I called J at work, still crying, and explained to him what happened. I then went on to wail: “HOW AM I GOING TO TAKE CARE OF TWO BABIES? AND I KNOW YOUR PARENTS ARE COMING TO HELP, BUT I’M ALSO SCARED THEY’RE GOING TO HOG THE BABIES AND I WON’T BE ABLE TO SEE THEM OR BOND WITH THEM. AND I’M SO TIRED AND EXHAUSTED ALL THE TIME AND I HATE BEING PREGNANT!”
I don’t remember exactly what J said in response, but he managed to calm me down and called our SIL to see if she could come help me out for the day. She came over as soon as she could, listened to me air my fears and frustrations, gave me tons of hugs, then ordered me to bed while she took care of Claire. (Um, yeah. She’s like, the best SIL ever.)

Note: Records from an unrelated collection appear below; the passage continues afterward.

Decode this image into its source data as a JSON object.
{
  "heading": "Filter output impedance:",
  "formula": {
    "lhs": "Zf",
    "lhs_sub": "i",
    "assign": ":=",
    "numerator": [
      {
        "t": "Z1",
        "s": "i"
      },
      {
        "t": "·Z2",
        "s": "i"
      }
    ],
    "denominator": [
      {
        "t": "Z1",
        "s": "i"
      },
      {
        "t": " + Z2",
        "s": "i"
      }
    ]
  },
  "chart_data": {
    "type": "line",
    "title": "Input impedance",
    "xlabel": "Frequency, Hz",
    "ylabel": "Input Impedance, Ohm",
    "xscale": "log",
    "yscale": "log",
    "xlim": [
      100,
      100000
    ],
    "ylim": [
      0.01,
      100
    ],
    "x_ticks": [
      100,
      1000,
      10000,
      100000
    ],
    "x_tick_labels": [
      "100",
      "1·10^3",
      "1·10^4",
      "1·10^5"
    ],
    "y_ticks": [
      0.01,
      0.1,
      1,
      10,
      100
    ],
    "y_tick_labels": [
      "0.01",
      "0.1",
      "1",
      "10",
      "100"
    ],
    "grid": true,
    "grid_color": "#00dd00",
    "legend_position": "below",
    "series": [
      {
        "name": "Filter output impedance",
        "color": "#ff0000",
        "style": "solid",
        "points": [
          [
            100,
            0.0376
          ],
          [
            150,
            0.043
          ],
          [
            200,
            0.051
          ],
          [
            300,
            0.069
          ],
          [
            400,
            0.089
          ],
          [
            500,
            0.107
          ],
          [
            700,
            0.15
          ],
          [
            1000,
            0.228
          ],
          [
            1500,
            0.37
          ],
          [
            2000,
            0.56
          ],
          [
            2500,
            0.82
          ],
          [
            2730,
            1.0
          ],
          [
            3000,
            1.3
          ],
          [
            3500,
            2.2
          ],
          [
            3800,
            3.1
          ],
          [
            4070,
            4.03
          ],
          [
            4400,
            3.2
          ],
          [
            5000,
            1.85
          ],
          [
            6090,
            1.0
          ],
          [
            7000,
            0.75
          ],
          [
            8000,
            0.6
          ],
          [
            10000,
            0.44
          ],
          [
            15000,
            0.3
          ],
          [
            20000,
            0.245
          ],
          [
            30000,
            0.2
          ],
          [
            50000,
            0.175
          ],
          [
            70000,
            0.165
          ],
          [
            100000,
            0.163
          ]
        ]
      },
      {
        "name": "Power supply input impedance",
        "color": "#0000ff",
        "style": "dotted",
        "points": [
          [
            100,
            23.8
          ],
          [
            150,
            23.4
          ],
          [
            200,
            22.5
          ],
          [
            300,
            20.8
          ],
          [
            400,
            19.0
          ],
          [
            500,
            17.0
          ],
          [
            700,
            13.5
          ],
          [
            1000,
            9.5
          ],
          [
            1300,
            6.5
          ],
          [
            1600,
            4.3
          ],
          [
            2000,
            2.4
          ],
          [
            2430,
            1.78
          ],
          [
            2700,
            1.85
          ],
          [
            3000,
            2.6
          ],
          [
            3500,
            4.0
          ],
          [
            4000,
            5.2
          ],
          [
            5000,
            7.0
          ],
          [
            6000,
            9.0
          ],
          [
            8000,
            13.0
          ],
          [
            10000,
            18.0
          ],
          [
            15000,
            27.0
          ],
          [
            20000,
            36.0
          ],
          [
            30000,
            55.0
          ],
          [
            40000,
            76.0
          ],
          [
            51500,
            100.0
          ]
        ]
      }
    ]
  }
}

I feel so, incredibly fortunate for our family members who have been donating their precious time and energy in helping me out during this pregnancy. I feel blessed that we are able to afford a part-time nanny. But even with all this help, I am terrified of becoming the mother of a newborn and a 13-month-old in just a couple of months.

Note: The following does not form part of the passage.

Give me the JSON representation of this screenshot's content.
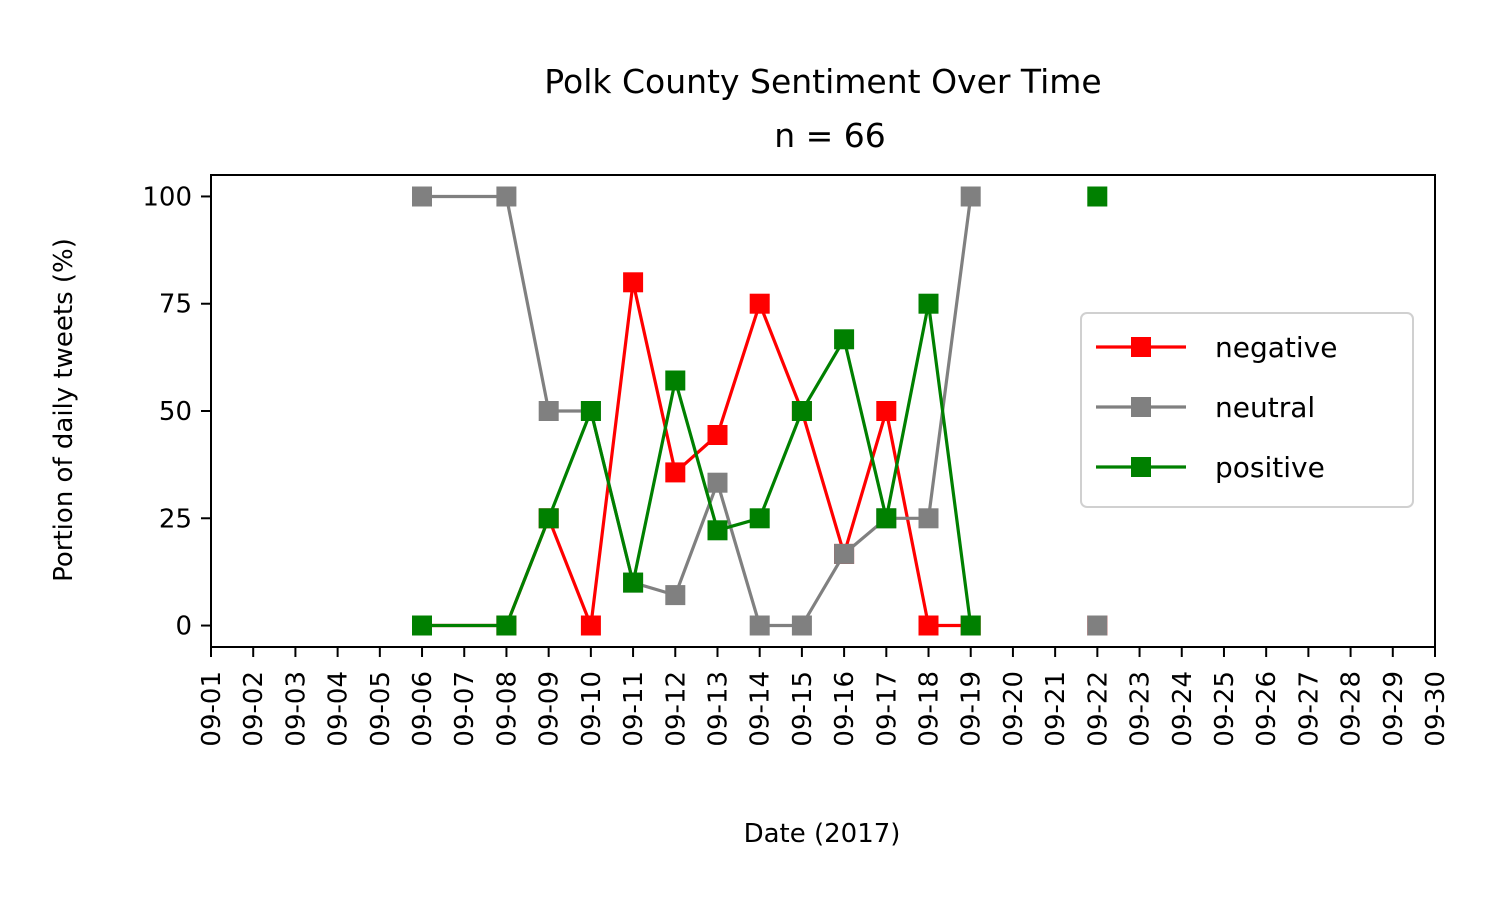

And now, after what had happened, I am scared whenever I am alone with Claire. What if my hip gives out again while I am holding her and she gets badly injured? What if it happens when I am alone and I am unable to move or call for help?
The mere thought of this little girl being injured due to her mama’s physical condition
breaks my heart. (Adorable hat crocheted by my SIL — see more of her creations here.)
Luckily, J’s parents will be arriving from Hong Kong in two weeks so they will be able to assist me almost every day for the last month or so of this pregnancy (and help out when the baby arrives).
In the meantime, we have asked our nanny if she could come in for extra hours, but she is unable to due to her own schedule. And as luck would have it, her own mother is ill so she is not able to come at all this week.
We do not want to hire someone else at this point in time, so I will need to stick it out for the next couple of weeks and have family members help out when they can.
The one consolation I can get from suffering SPD is that my delivery of Claire was freakishly easy for a first-time mother. I can only hope and pray for the same with BebeDeux.